16 juin 2005

lamelle, donc

Chaque fois que se rompent les membranes de l’oeuf d’où va sortir le foetus en passe de devenir un nouveau-né, imaginez un instant que quelque chose s’en envole, qu’on peut faire avec un oeuf aussi qu’un homme, à savoir l’hommelette, ou la lamelle.

La lamelle, c’est quelque chose d’extra-plat, qui se déplace comme l’amibe. Simplement, c’est un peu plus compliqué. Mais ça passe partout. Et comme c’est quelque chose – je vous dirai tout à l’heure pourquoi – qui a à voir avec ce que l’être sexué perd dans la sexualité, c’est, comme est l’amibe par rapport aux êtres sexués, immortel. Puisque ça survit à toute division, puisque ça subsiste à toute intervention scissipare. Et ça court.
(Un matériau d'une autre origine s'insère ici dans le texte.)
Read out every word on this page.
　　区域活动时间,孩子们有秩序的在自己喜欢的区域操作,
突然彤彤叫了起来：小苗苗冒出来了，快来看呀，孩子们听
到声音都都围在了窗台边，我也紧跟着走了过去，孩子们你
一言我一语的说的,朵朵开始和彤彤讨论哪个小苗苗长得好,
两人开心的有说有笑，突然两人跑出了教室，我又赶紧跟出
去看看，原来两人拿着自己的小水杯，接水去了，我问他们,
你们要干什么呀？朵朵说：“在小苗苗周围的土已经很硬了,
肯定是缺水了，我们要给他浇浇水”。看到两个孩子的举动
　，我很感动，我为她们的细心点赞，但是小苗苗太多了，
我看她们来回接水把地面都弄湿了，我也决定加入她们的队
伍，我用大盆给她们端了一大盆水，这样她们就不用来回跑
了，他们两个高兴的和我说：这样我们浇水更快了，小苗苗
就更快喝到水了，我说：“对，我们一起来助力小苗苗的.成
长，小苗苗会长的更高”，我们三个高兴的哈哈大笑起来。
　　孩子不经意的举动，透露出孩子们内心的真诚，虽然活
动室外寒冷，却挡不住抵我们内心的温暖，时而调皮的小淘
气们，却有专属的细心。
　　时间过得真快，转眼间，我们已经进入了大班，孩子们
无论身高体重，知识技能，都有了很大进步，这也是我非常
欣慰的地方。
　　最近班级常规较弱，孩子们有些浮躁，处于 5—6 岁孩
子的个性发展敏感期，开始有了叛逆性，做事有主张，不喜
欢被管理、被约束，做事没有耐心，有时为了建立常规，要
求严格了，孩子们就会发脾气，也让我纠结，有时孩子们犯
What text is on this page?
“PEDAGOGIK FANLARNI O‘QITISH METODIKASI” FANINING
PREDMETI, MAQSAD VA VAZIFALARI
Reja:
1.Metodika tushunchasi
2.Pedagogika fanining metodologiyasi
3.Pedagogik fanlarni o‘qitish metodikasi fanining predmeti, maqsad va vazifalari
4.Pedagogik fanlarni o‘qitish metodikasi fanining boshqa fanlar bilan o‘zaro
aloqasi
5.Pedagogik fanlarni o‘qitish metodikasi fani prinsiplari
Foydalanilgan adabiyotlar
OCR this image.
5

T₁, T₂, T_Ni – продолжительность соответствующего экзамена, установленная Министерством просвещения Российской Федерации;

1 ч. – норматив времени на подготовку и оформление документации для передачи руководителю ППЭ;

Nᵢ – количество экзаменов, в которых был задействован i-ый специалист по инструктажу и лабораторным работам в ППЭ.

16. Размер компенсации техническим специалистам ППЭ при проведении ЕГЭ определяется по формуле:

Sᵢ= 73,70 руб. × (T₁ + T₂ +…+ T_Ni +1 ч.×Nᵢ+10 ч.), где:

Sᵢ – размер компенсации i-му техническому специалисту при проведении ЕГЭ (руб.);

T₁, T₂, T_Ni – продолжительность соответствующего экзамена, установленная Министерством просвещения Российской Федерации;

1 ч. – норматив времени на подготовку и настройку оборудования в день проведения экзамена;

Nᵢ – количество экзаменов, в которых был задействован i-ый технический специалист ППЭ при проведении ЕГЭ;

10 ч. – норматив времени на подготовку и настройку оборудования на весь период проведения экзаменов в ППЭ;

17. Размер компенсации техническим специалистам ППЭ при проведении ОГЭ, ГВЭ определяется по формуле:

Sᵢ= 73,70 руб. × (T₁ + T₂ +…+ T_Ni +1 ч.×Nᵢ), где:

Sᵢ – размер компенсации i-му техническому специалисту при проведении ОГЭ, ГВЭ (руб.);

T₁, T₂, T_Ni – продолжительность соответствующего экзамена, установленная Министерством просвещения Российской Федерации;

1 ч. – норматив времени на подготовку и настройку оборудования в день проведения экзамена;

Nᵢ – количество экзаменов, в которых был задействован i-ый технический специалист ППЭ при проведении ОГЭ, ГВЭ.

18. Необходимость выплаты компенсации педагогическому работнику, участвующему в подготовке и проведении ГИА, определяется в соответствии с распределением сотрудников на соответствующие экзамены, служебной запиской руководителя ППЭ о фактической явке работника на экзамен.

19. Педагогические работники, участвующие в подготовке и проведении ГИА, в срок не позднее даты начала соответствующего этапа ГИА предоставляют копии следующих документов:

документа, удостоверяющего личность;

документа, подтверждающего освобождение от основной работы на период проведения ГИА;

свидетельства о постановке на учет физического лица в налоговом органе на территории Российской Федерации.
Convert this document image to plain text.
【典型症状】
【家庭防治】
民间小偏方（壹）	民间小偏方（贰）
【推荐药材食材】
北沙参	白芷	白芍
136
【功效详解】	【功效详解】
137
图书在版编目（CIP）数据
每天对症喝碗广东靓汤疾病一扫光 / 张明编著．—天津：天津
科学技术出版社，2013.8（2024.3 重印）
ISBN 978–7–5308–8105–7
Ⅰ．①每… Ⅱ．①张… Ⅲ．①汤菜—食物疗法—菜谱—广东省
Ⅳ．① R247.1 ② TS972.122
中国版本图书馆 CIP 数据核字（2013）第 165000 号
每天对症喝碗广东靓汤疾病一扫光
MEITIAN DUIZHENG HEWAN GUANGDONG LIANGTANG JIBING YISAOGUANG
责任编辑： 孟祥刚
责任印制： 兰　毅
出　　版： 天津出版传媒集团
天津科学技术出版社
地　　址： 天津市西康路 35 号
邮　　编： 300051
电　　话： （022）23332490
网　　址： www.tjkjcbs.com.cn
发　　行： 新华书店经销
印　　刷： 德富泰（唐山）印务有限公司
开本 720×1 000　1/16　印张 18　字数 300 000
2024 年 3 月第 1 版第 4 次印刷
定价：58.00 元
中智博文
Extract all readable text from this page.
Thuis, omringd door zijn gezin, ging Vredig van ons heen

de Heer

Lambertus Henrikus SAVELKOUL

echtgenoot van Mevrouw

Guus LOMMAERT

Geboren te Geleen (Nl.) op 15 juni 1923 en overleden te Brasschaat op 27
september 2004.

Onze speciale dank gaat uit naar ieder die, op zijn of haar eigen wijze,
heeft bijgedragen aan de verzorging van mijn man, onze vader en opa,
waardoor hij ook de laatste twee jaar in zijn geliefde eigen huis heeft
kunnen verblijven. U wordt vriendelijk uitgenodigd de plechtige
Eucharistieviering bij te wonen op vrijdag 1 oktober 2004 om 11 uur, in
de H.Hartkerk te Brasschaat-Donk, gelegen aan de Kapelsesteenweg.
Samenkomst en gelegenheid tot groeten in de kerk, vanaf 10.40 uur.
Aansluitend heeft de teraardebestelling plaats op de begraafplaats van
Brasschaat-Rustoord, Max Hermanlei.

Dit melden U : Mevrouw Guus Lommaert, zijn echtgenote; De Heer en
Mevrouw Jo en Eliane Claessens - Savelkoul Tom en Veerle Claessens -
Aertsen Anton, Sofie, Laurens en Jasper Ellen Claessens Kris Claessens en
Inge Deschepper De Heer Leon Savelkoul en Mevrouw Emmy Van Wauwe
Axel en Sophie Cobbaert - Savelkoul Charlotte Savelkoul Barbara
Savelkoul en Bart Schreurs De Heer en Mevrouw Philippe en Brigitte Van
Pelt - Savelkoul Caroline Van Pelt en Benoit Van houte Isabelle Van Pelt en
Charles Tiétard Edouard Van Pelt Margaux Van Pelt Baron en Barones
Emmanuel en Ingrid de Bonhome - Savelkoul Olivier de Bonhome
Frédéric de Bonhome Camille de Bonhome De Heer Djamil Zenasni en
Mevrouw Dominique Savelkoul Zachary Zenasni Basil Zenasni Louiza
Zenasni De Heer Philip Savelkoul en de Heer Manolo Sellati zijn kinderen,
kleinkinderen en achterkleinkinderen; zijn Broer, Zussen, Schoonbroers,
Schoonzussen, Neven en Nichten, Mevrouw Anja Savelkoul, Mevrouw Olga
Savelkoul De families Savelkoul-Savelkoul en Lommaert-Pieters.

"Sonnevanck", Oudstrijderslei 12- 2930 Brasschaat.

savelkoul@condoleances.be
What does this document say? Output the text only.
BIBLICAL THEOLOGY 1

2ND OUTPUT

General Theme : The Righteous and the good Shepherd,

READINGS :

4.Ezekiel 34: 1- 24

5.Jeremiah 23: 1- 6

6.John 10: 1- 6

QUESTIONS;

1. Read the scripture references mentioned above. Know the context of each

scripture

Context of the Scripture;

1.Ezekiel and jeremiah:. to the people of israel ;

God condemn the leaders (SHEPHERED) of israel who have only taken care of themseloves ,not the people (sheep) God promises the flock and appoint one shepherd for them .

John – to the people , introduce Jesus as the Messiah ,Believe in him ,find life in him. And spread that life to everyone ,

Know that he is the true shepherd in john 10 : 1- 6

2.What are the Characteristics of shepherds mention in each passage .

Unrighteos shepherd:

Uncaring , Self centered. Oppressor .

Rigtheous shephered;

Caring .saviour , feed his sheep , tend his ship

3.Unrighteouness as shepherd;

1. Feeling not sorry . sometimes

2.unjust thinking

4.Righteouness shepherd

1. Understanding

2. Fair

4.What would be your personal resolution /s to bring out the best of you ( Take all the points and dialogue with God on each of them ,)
Eh bien! ça n’est pas rassurant. Supposez seulement que ça vienne vous envelopper le visage, pendant que vous dormez tranquillement…

Je vois mal comment nous n’entrerions pas en lutte avec un être capable de ces propriétés. Mais ça ne serait pas une lutte bien commode. Cette lamelle, cet organe, qui a pour caractéristique de ne pas exister, mais qui n’en est pas moins un organe – je pourrais vous donner plus de développement sur sa place zoologique – c’est la libido.

C’est la libido, en tant que pur instinct de vie, c’est-à-dire de vie immortelle, de vie irrépressible, de vie qui n’a besoin, elle, d’aucun organe, de vie simplifiée et indestructible. C’est ce qui est justement soustrait à l’être vivant de ce qu’il est soumis au cycle de la reproduction sexuée. Et c’est de cela que sont les représentants, les équivalents, toutes les formes que l’on peut énumérer de l’objet a. Les objets a n’en sont que les représentants, les figures. Le sein – comme équivoque, comme élément caractéristique de l’organisation mammifère, le placenta par exemple – représente bien cette part de lui-même que l’individu perd à la naissance, et qui peut servir à symboliser le plus profond objet perdu. Pour tous les autres objets, je pourrais évoquer la même référence.